Australian Festival of South Asian Arts, PARRAMASALA, presents LONG LIVE THE KING written and performed by Ansuya Nathan, at Jubilee Hall, the Town Hall, Parramatta.
LONG LIVE THE KING is a solo performance piece written and performed by Australian actress Ansuya Nathan. It tells the story of Ms Nathan's parents and their emigration to Adelaide from India to begin a new life. It concerns the pre-birth and birth of a baby girl and the parallel fascination with the mother's, Meena's, obsession with The King, Elvis Presley, and his music - what a nirvana it did provide!!!
August 16, 1977 - a momentous day. The King of Rock 'n' Roll, Elvis Presley, dies and a young Indian couple touches down in Australia, Adelaide ... these two seemingly unrelated events are brought together in a funny, poignant and powerful tale of motherhood, music and migration...The writing in this work is easy (if, occasionally a little over-written) and fluid. It demands that the actor shift from one character to another swiftly, of both sexes, of many ages and of different race. Ms Nathan achieves this with aplomb and great charm and skill.
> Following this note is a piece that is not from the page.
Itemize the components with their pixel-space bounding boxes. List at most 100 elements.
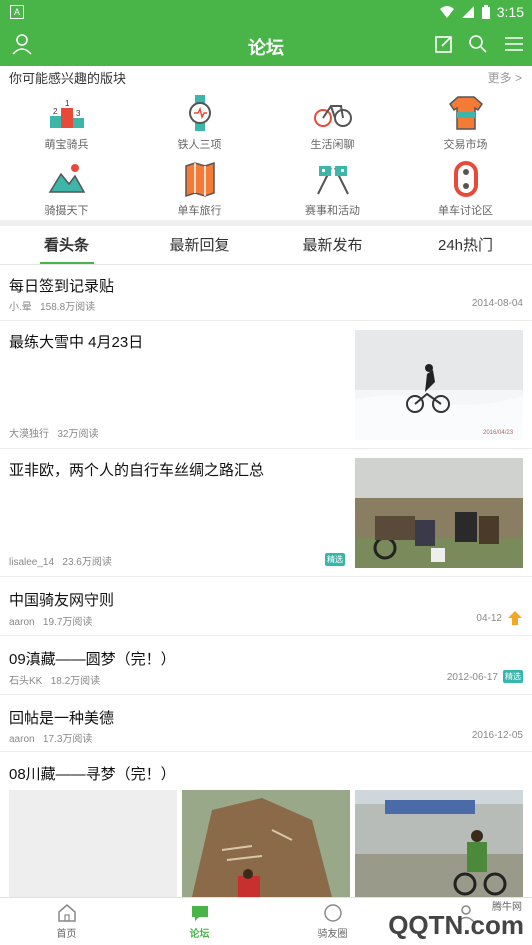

The differences of characterisation is sometimes merely by a gesture of body and/or voice intonation. Other times, it is a costume and wig change, on stage, and does involve impersonation of the King himself. There is humour, pathos and wisdom and a little music in the work and its execution.
On the same basic stage that THE TROUBLE WITH ASIAN MEN, is performed on, under the direction of Guy Materson, with a myriad of light and sound cues, Ms Nathan, transforms the space and takes us vitally to all the worlds and people that she conjures up to tell her tale. LONG LIVE THE KING is an affecting tale because it is so personal, and must, does reflect, some of the complications of being a stranger in a new land. An ideal find for this South Asian Festival in Parramatta. As is Ms Nathan, with her abundance of skills, intelligence and theatrical charm.
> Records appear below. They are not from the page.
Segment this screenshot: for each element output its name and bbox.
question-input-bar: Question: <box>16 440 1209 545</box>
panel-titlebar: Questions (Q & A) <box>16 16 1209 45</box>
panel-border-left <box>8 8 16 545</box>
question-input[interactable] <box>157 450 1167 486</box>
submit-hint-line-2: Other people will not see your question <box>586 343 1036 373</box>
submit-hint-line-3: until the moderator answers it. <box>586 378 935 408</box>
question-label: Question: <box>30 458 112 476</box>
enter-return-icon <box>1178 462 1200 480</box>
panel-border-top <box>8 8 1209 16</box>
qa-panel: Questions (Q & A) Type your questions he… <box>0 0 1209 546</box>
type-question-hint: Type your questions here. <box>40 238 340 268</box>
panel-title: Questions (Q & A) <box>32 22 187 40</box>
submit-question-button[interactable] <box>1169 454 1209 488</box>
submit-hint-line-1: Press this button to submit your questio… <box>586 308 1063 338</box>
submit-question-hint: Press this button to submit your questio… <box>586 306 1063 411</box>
Here, the organisers have got it right. An authentic Australian talent of South Asian heritage talking for and to her cultures. It is a most satisfying hour. Even the humid venue disappeared. Time stood still. Although, the extra effort for the performer, in this relatively hostile venue, must be part of the cost of the effort.
LONG LIVE THE KING, worth the 9 o'clock start. Wait. Go and be charmed.